Il ne fallait pas moins d’une soixantaine de propositions pour rapprocher les citoyens européens du droit européen. Excédé par la non application de règlements ou de directives parfois vieilles de 30 ans et qui ont pour beaucoup d’entre elles comme objectifs de garantir les droits des eurocitoyens dans les 27 Etats membres, Alain Lamassoure souhaite tout simplement que le droit communautaire existant s’applique, que les citoyens européens en aient connaissance et, si besoin est, aient des moyens de recours en cas d’entraves administratives.

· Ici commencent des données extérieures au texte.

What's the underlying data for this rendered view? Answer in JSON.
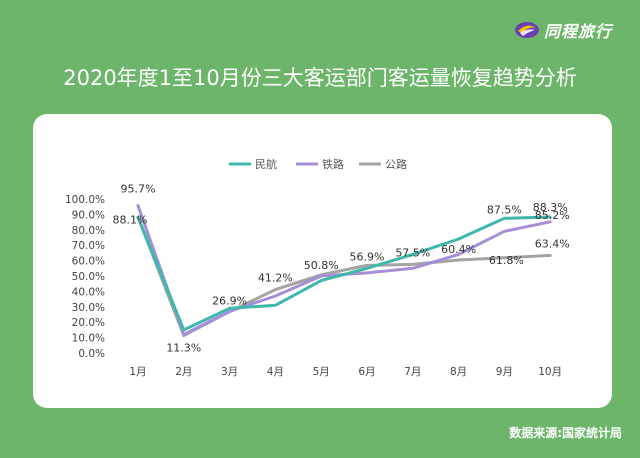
{
  "brand": {
    "name": "同程旅行",
    "logo_icon": "tongcheng-logo-icon"
  },
  "title": "2020年度1至10月份三大客运部门客运量恢复趋势分析",
  "source": "数据来源:国家统计局",
  "chart_data": {
    "type": "line",
    "title": "2020年度1至10月份三大客运部门客运量恢复趋势分析",
    "xlabel": "",
    "ylabel": "",
    "categories": [
      "1月",
      "2月",
      "3月",
      "4月",
      "5月",
      "6月",
      "7月",
      "8月",
      "9月",
      "10月"
    ],
    "yticks": [
      "0.0%",
      "10.0%",
      "20.0%",
      "30.0%",
      "40.0%",
      "50.0%",
      "60.0%",
      "70.0%",
      "80.0%",
      "90.0%",
      "100.0%"
    ],
    "ylim": [
      0,
      100
    ],
    "grid": false,
    "legend_position": "top",
    "series": [
      {
        "name": "民航",
        "color": "#3fb8ac",
        "values": [
          88.1,
          15.0,
          29.0,
          31.0,
          47.0,
          55.0,
          64.0,
          74.0,
          87.5,
          88.3
        ]
      },
      {
        "name": "铁路",
        "color": "#a68fd6",
        "values": [
          95.7,
          12.0,
          27.0,
          37.0,
          50.0,
          52.0,
          55.0,
          64.0,
          79.0,
          85.2
        ]
      },
      {
        "name": "公路",
        "color": "#a3a3a3",
        "values": [
          88.1,
          11.3,
          26.9,
          41.2,
          50.8,
          56.9,
          57.5,
          60.4,
          61.8,
          63.4
        ]
      }
    ],
    "data_labels": [
      {
        "text": "95.7%",
        "index": 0,
        "value": 95.7
      },
      {
        "text": "88.1%",
        "index": 0,
        "value": 88.1
      },
      {
        "text": "11.3%",
        "index": 1,
        "value": 11.3
      },
      {
        "text": "26.9%",
        "index": 2,
        "value": 26.9
      },
      {
        "text": "41.2%",
        "index": 3,
        "value": 41.2
      },
      {
        "text": "50.8%",
        "index": 4,
        "value": 50.8
      },
      {
        "text": "56.9%",
        "index": 5,
        "value": 56.9
      },
      {
        "text": "57.5%",
        "index": 6,
        "value": 57.5
      },
      {
        "text": "60.4%",
        "index": 7,
        "value": 60.4
      },
      {
        "text": "61.8%",
        "index": 8,
        "value": 61.8
      },
      {
        "text": "63.4%",
        "index": 9,
        "value": 63.4
      },
      {
        "text": "87.5%",
        "index": 8,
        "value": 87.5
      },
      {
        "text": "88.3%",
        "index": 9,
        "value": 88.3
      },
      {
        "text": "85.2%",
        "index": 9,
        "value": 85.2
      }
    ]
  }
}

Trop de retards d’application
Première étape : faire aboutir un certain nombre de « lois » européennes jamais appliquées malgré leur ancienneté. C’est le cas du règlement d’application sur la sécurité sociale, jamais adopté alors qu’il doit mettre à jour une règlementation européenne datant de 1971, ou de la directive sur la portabilité des droits à pension complémentaire. « La loi est trop souvent insuffisante, ancienne ou mal conçue », ajoute l’eurodéputé qui cite comme exemple la validation d’années d’enseignement passées à l’étranger qui ne suffit pas à la reconnaissance de diplômes étrangers. De nombreux règlements sont ainsi à faire aboutir de manière urgente selon lui, si besoin est par des coopérations renforcées, comme le projet de règlement sur le droit applicable en matière de divorce ou celui relatif aux obligations alimentaires.
Pour éviter, en amont, de trop nombreux défauts de transposition, « purement affaire de volonté politique », Alain Lamassoure souhaiterait que toutes les directives comportent un article d’exécution, obligeant chaque Etat membre à indiquer à la Commission une comparaison entre les dispositions de la directive et les mesures nationales de transposition. En France, une procédure simplifiée de transposition devant les deux assemblées permettrait de diminuer les délais.
Information et recours
Enfin, tout un chapitre du rapport de l’ancien ministre délégué aux Affaires européennes préconise de renforcer l’information du citoyen sur ses « droits européens ». « Nul n’est censé connaitre la loi » européenne, ironise Alain Lamassoure, constatant que « l’administration ne connait pas loi, les citoyens encore moins ». Toute l’architecture du système d’information sur le droit communautaire serait donc à revoir, en partant des besoins du citoyen. Ainsi souhaite-t-il mettre en place un réseau d’information autour d’un portail d’accès Internet et de relais identifiables par un même symbole. En France, un référent européen désigné au niveau local auprès de chaque préfet et dans chaque grande collectivité serait un élément de nature à faciliter la bonne connaissance des obligations administratives imposées par l’Europe en faveur des citoyens. Un ministre chargé du suivi de l’application du droit communautaire aurait le même rôle au niveau national.
Si ces mesures ne devaient pas suffire, des possibilités de recours sont à instaurer selon l’eurodéputé. Des associations de citoyens pourraient se retourner contre un texte national qui violerait une disposition communautaire tandis que le médiateur national pourrait être saisi par les eurodéputés, quelle que soit leur nationalité.